Aula, wykłady prowadzi starszy już wiekiem profesor, w pewnym momencie zwraca się do studentów :
- Za moich czasów nieobecność na zajęciach usprawiedliwiona była w dwóch przypadkach : po pierwsze - kiedy umarł ktoś bliski z rodziny, po drugie - choroba udokumentowana zwolnieniem lekarskim.
Z końca sali dobiega komentarz :
- Panie profesorze, a jeżeli ktoś jest skrajnie wyczerpany seksem ?
Cała sala wybucha śmiechem, a profesor po krótkim zastanowieniu odpowiada :
- W twoim wypadku - możesz po prostu pisać drugą ręką.
Policjant wysłał swoją żonę i dziecko na wakacje nad morze, a po tygodniu dołączył do nich. Chciał szybko uprawiać seks ze swoją żoną :
- Nie, kochanie, nie możemy, dziecko przecież patrzy.
- Masz rację, chodźmy na plażę.
Po chwili uprawiają seks na pustej plaży, nagle jak spod ziemi pojawia się policjant :
- Natychmiast włóżcie swoje ubranie, wstydźcie się, nie możecie tego robić publicznie !
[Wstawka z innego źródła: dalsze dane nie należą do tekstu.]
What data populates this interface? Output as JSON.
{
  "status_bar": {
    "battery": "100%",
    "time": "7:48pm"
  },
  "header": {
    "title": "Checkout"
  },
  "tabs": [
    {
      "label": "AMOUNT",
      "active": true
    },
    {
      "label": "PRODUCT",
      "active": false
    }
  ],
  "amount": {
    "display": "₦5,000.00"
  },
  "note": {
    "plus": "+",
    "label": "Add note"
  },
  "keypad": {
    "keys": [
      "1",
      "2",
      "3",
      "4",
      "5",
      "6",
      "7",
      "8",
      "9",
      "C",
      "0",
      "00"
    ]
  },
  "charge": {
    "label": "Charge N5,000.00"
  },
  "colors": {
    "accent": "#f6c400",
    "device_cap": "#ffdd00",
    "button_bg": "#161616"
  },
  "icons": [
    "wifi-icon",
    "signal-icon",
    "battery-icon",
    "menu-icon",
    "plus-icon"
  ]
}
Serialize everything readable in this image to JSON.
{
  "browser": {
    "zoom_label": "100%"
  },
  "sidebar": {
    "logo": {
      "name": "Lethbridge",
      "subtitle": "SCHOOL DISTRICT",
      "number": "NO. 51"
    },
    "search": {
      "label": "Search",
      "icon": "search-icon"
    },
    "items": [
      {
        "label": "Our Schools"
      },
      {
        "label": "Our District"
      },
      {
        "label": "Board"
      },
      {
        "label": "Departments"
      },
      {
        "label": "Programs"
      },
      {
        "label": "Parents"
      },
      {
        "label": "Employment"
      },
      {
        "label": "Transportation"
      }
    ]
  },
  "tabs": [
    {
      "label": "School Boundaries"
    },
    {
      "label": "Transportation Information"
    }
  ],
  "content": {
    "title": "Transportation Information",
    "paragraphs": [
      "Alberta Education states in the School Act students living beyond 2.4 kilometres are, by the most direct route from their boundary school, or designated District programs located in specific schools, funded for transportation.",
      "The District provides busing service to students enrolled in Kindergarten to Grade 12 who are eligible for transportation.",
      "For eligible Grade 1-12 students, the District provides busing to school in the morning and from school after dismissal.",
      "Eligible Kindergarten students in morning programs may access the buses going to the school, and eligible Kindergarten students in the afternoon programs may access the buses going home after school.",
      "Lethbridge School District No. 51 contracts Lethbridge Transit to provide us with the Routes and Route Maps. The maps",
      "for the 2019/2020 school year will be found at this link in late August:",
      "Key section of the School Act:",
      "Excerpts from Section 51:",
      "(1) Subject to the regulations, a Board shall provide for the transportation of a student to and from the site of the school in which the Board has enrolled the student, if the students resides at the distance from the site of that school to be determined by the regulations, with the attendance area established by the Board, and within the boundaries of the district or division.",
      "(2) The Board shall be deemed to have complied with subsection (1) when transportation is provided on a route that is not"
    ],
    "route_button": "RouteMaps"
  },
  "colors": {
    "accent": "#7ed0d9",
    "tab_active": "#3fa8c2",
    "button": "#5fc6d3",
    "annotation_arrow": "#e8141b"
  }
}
- Racja - powiedział mąż - to był moment słabości. Nie widzieliśmy się przez cały tydzień. Widzisz, jestem policjantem i byłoby bardzo dziwnie, gdybyś mnie ukarał.
- Nie martw się, jesteś kolegą po fachu i to jest twój pierwszy raz, ale tą dziwkę, to już trzeci raz w tym tygodniu przyłapałem i tym razem już zapłaci.
- Płaci pani mandat - mówi jeden z policjantów, zatrzymując samochód, jadący z nadmierną prędkością.
- A czy nie mogłabym wam zapłacić w naturze ?
- Co to znaczy : w naturze ?
- No, wiecie, musiałabym zdjąć majteczki i wam dać ...
Policjant odwraca się do kolegi i pyta :
- Ty, potrzebne ci są kobiece majtki ?
- Nie.
- Mnie też nie.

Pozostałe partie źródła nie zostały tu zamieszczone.